Wood: Somewhat important locally where native; growth rings fairly distinct; diffuse-porous; hard; dense; mainly used for firewood.
General: Native from southern Idaho south to Mexico and east to Texas, including much of Utah in mountainous locations. This is the common maple that gives Logan Canyon and other Utah foothill and mountain locations their outstanding fall color. Withstands high soil pH much better than many introduced maples. Intermediate shade tolerance.

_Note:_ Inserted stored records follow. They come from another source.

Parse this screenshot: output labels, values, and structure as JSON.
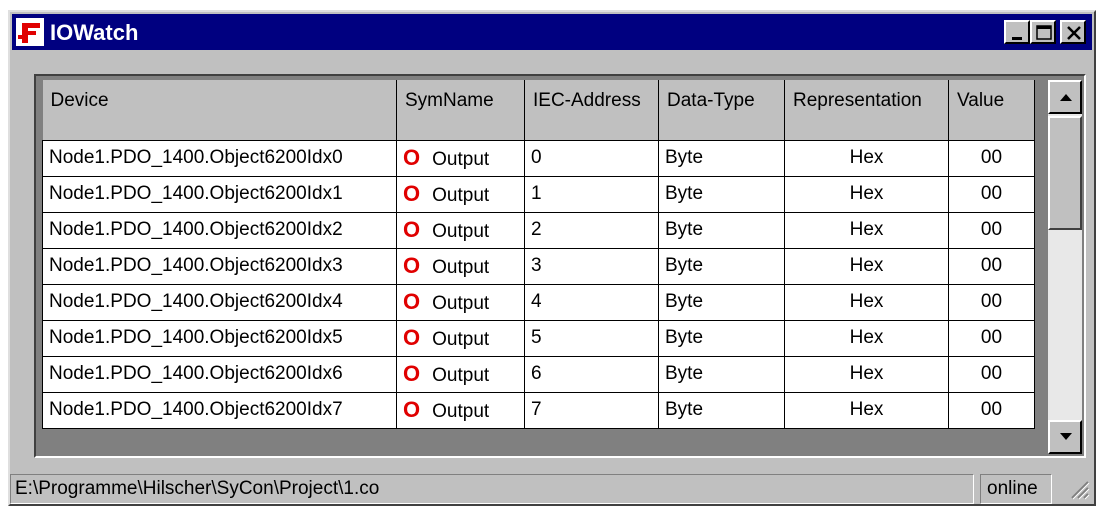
{
  "window": {
    "title": "IOWatch"
  },
  "columns": [
    "Device",
    "SymName",
    "IEC-Address",
    "Data-Type",
    "Representation",
    "Value"
  ],
  "rows": [
    {
      "device": "Node1.PDO_1400.Object6200Idx0",
      "io": "O",
      "symname": "Output",
      "address": "0",
      "type": "Byte",
      "repr": "Hex",
      "value": "00"
    },
    {
      "device": "Node1.PDO_1400.Object6200Idx1",
      "io": "O",
      "symname": "Output",
      "address": "1",
      "type": "Byte",
      "repr": "Hex",
      "value": "00"
    },
    {
      "device": "Node1.PDO_1400.Object6200Idx2",
      "io": "O",
      "symname": "Output",
      "address": "2",
      "type": "Byte",
      "repr": "Hex",
      "value": "00"
    },
    {
      "device": "Node1.PDO_1400.Object6200Idx3",
      "io": "O",
      "symname": "Output",
      "address": "3",
      "type": "Byte",
      "repr": "Hex",
      "value": "00"
    },
    {
      "device": "Node1.PDO_1400.Object6200Idx4",
      "io": "O",
      "symname": "Output",
      "address": "4",
      "type": "Byte",
      "repr": "Hex",
      "value": "00"
    },
    {
      "device": "Node1.PDO_1400.Object6200Idx5",
      "io": "O",
      "symname": "Output",
      "address": "5",
      "type": "Byte",
      "repr": "Hex",
      "value": "00"
    },
    {
      "device": "Node1.PDO_1400.Object6200Idx6",
      "io": "O",
      "symname": "Output",
      "address": "6",
      "type": "Byte",
      "repr": "Hex",
      "value": "00"
    },
    {
      "device": "Node1.PDO_1400.Object6200Idx7",
      "io": "O",
      "symname": "Output",
      "address": "7",
      "type": "Byte",
      "repr": "Hex",
      "value": "00"
    }
  ],
  "statusbar": {
    "path": "E:\\Programme\\Hilscher\\SyCon\\Project\\1.co",
    "mode": "online"
  },
  "icons": {
    "app": "sycon-app-icon",
    "minimize": "minimize-icon",
    "maximize": "maximize-icon",
    "close": "close-icon",
    "scroll_up": "arrow-up-icon",
    "scroll_down": "arrow-down-icon",
    "grip": "resize-grip-icon"
  },
  "colors": {
    "titlebar": "#000080",
    "io_mark": "#e00000",
    "face": "#c0c0c0"
  }
}
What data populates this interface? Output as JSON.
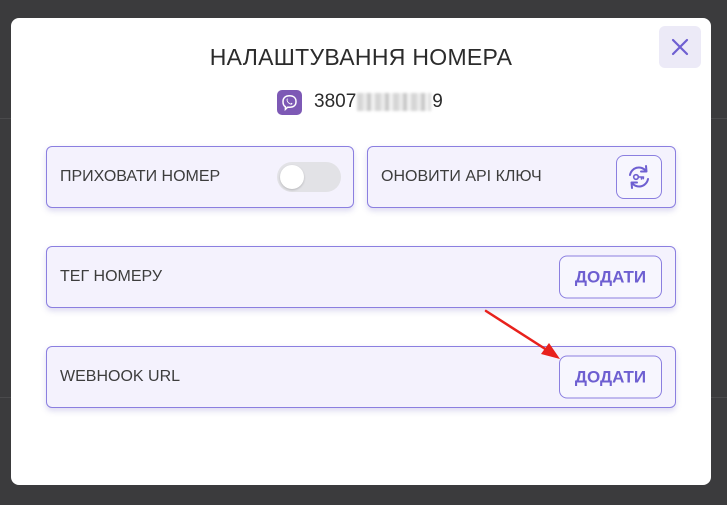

Landscape Uses: This is a very good tree that should be used much more in the landscape. It is tolerant of our soil and climatic conditions, and even appears to withstand some drought when planted in the valleys. Fall color is usually very good. Tree shape can be shrubby or tree-like and size can be small to medium. I have seen this planted in Logan both as an individual specimen and as small trees in a dense group and both effects were appealing. Grafted trees planted at Red Butte Gardens in Salt Lake City have failed. Zones 4(3?)-7.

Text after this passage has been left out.